Bu sene 72 sahafın yer aldığı Beyoğlu Kitap Fuarı, geçen sene 74 sahafın katılımıyla Taksim Gezi Parkı'nda gerçekleştirilmişti.
İflah olmaz bir kitapkolik olarak ki bu hastalığıma tıp hala çare bulamadı, yolumun üstündeki her gördüğüm kitapçıya, sahafa girme gibi bir durumum var. Sanki farklı bir kitap bulacakmışım gibi dakikalarca raflara bakıp, kitapları incelemek, tanınmış yerli, yabancı yazarların yerine çok ta bilinmeyen yazarları ve kitaplarını keşfetmek hoşuma gidiyor doğrusu. Aç tavuk buğday ambarı misali:)
Neyse sahaflardaki o eski kitap kokusu beni cezbeden kokuların başında geliyor. O kitaplardaki yaşanmışlık hissi ise beni bambaşka dünyalara götürüyor.

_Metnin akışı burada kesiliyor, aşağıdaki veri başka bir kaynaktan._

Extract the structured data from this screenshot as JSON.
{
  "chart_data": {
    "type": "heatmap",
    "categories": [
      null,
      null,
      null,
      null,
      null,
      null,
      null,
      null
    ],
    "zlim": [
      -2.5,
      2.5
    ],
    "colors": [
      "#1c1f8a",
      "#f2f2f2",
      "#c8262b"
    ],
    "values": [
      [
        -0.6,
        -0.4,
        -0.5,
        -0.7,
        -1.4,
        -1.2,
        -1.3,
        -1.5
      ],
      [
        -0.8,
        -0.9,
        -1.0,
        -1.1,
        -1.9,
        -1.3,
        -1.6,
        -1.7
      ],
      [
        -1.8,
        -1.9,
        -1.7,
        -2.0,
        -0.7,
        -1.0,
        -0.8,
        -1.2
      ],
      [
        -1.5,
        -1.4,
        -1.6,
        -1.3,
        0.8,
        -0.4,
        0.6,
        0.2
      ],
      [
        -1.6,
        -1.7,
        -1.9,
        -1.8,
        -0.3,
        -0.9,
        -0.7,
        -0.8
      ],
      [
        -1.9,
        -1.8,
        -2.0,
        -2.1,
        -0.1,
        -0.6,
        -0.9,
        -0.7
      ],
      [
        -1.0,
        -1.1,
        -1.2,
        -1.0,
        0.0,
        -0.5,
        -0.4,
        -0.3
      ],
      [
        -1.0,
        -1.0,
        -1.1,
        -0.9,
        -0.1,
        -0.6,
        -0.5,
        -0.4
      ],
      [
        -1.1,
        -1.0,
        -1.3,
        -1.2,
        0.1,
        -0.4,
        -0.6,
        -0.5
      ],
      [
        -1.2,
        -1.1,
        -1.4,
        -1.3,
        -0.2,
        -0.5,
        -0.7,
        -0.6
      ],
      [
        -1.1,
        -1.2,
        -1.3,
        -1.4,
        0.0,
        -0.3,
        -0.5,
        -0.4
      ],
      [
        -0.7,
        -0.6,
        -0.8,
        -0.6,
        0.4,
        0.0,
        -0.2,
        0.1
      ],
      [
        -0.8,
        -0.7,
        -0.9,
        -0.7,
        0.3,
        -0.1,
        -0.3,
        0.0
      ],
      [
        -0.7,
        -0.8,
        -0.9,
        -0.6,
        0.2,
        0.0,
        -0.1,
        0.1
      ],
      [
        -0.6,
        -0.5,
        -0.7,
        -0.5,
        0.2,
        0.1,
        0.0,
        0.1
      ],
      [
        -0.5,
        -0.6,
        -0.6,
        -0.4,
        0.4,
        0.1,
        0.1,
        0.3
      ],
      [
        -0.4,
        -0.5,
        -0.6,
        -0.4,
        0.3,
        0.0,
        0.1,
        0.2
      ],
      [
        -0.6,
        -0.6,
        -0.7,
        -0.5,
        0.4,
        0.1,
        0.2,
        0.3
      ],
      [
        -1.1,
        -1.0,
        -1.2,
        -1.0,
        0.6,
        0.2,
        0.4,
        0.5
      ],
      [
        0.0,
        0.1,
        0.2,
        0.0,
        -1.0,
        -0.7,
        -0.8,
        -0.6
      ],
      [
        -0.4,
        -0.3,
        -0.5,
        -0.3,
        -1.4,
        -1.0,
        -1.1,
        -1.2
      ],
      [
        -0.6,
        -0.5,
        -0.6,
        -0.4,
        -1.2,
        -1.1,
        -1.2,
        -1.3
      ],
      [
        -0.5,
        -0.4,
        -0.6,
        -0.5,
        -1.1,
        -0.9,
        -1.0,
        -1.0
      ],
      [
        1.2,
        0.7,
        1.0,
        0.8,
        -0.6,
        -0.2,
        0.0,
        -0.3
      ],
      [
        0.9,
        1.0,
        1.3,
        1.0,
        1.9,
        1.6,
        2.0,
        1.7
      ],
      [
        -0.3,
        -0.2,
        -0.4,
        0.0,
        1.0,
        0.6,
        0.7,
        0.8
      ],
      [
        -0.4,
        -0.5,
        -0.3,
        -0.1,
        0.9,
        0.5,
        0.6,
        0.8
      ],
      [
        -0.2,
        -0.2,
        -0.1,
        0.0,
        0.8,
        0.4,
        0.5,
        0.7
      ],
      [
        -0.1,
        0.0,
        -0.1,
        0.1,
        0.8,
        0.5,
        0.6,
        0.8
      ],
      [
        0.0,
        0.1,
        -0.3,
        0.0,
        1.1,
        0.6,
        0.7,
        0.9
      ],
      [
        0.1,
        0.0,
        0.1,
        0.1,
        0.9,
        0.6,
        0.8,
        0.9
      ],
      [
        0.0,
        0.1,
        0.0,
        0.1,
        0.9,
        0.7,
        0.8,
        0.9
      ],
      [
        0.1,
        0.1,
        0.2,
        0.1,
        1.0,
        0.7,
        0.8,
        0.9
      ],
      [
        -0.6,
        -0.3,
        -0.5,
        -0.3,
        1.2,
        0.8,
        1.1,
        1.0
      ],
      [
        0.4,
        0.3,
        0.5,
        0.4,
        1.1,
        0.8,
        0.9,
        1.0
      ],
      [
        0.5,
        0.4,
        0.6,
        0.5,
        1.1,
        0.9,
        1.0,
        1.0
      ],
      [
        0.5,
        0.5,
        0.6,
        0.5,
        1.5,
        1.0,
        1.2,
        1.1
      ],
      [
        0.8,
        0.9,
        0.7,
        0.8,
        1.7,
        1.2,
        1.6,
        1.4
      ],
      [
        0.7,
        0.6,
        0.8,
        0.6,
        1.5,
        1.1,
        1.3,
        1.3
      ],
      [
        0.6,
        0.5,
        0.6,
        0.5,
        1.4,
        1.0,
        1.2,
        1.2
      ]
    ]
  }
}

Galatasaray'da sahaftan aldığım bir kitabın ilk sayfasında şöyle bir not vardı:
8.12.1996 ...... Seni seviyorum. (Yazının hepsini ve isimleri yazmak istemedim. Bende kalsın, aşklarına saygı olarak)
Belli ki bu kitabı sevdiği bir kıza hediye etmişti. Kitap okundu ve sahafın raflarındaki yerini aldı. Belki de aşk bitti kitap gitti...O kitabı kıza nasıl verdiğini hayal ettim...(Burada herkes kendi hayalini kursun bi zahmet:) Okurken neler hissettiğini, neler düşündüğünü, nerede okuduğunu vs...
O yaşanmışlık duygusu. İşte bu yüzden sahafların ayrı bir yeri var benim için.
Geçen seneki Taksim Gezi Parkındaki Sahaf Festivaline gitmiştim ama ne yalan söyleyim hiç hoşuma gitmemişti. Nedense bana çok özensiz yapılmış gibi gelmişti. Ufacık kulübelere sıkıştırılan dip dibe sahaflar, sığdırabildikleri kadar kitabı sergiliyorlardı. Onlarda sanki dükkanlarında satamadıkları kitaplardı. Çok fazla çeşit olmayan, sevimsiz bir mekan olarak gözükmüştü gözüme. Umarım bu seneki organizasyona daha fazla özen gösterirler de zevkle eski kitapların dünyasında dolaşabiliriz.